Das „Missverständnis“ hinderte die Regierungskoalition nicht daran, am späten Abend des 8. November 2012 fast nebenbei und ohne Debatte die nun umstrittene Änderung der Vorschriften für die Auszahlung von Lebensversicherungen zu beschließen. Diese soll die Versicherer in Zeiten niedriger Zinsen von der Pflicht entbinden, ihre Kunden bei Auslauf oder Kündigung ihrer Versicherung an den Kursgewinnen zu beteiligen, die in den mit dem Geld der Versicherten gekauften Wertpapieren stecken. Erst 2008 hatten Verbraucherschützer mit einer Klage beim Bundesverfassungsgericht erreicht, dass die Kunden wenigstens zu 50 Prozent an diesen Bewertungsreserven beteiligt werden müssten. Diese Pflicht nun teilweise auszusetzen, sei „schon verfasssungsrechtlich gar nicht zulässig“, sagt Axel Kleinlein, Vorsitzender des Bundes der Versicherten, der gut 50 000 Versicherungskunden vertritt. Tatsächlich würde die Neuregelung den demnächst ausscheidenden Kunden erhebliche Verluste von bis zu 10 000 Euro bringen, berichten Verbraucherschützer. Dabei bekommen gerade die Inhaber älterer Lebensversicherungen meist ohnehin nur noch zwei Drittel dessen, was ihnen bei Vertragsabschluss in Aussicht gestellt wurde.

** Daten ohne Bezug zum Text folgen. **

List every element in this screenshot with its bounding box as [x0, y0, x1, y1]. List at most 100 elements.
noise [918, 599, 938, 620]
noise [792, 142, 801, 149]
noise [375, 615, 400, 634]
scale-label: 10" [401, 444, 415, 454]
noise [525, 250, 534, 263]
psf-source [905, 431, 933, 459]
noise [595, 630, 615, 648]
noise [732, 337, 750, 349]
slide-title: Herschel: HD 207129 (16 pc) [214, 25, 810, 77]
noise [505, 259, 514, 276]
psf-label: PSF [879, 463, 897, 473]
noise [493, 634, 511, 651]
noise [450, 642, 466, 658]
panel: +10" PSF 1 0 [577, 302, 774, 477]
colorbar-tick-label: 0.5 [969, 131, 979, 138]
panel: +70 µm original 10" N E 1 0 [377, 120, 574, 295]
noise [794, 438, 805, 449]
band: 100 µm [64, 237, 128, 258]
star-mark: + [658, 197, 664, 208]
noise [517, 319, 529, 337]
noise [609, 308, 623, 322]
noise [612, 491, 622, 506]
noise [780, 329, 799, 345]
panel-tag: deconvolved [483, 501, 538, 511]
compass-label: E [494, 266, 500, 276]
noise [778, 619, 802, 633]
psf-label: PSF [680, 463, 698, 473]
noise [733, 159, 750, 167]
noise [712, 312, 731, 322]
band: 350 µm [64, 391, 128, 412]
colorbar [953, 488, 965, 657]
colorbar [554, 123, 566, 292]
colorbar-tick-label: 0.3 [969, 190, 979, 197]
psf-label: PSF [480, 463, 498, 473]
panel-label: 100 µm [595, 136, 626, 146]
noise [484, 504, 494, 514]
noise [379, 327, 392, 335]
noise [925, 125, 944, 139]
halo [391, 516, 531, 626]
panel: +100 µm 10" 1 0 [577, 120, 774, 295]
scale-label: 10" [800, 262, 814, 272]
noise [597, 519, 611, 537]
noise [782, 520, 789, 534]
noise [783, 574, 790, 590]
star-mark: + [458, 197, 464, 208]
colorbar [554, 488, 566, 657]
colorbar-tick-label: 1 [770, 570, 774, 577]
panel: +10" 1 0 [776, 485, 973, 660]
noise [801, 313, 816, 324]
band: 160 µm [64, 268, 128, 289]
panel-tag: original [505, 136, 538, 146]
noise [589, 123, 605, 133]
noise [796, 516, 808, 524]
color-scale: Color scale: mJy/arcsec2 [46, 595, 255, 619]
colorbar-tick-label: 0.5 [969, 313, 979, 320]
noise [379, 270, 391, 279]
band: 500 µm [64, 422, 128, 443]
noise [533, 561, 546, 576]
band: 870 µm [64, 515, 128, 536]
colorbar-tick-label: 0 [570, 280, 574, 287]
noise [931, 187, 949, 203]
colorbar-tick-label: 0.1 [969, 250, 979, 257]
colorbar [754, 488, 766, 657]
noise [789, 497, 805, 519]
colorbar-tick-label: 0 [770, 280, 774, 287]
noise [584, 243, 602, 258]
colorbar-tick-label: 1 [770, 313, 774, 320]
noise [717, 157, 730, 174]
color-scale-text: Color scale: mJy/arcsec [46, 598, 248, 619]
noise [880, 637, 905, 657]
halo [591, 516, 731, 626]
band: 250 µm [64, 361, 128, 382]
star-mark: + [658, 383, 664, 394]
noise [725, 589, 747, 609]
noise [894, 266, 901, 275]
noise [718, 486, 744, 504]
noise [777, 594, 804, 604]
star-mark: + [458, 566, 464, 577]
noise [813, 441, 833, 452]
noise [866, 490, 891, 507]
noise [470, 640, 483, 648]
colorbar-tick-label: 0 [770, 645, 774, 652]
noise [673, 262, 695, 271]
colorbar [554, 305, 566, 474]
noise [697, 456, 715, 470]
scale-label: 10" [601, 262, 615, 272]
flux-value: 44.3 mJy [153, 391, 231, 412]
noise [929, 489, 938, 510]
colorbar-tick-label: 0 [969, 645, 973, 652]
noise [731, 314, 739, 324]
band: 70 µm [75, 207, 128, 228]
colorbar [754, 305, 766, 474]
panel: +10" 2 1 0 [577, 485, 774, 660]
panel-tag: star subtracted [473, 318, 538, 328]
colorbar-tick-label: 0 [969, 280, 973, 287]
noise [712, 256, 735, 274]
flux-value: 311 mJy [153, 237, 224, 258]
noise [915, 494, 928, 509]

Zur Begründung führte das Finanzministerium gemeinsam mit dem Branchenverband GdV an, dass die derzeit sehr hohen Bewertungsreserven von zurzeit gut 40 Milliarden Euro reine Buchgewinne seien, die sich aus dem Zinstief ergeben. Hochverzinste Anleihen aus früheren Jahren gewinnen mit fallenden Zinsen automatisch an Wert. Würden diese Kursgewinne zur Hälfte ausbezahlt, müssten die Versicherer diese ertragreichen Papiere zum Teil verkaufen. Dann stünden sie aber für die übrigen Kunden, deren Verträge später auslaufen, nicht mehr zur Verfügung. Es müsse daher verhindert werden, „dass die jetzt ausscheidenden Versicherten den Kapitalbestand zulasten der verbleibenden Versicherten zu sehr verbrauchen“, erklärten Minister Schäubles Beamte. Auch die Branchenlobby GdV versicherte, es gehe nur um „mehr Gerechtigkeit innerhalb der Versichertengemeinschaft“.
Was fordern die Verbraucherschützer?
Nach Meinung der Fachleute aus den Verbraucherschutzzentralen ist dies jedoch eine Schutzbehauptung. Anders als bei den staatlichen Sozialkassen gebe es bei den Privaten rechtlich keine Versicherungsgemeinschaft, erklärt die Versicherungsexpertin Edda Castello von der Verbraucherzentrale Hamburg. Vielmehr gebe es vertragliche Ansprüche der Kunden, wozu auch die Bewertungsreserven zählten. Wenn einzelne Unternehmen ihre Verpflichtungen nicht einhalten könnten, „sollten sie vom Markt gehen“.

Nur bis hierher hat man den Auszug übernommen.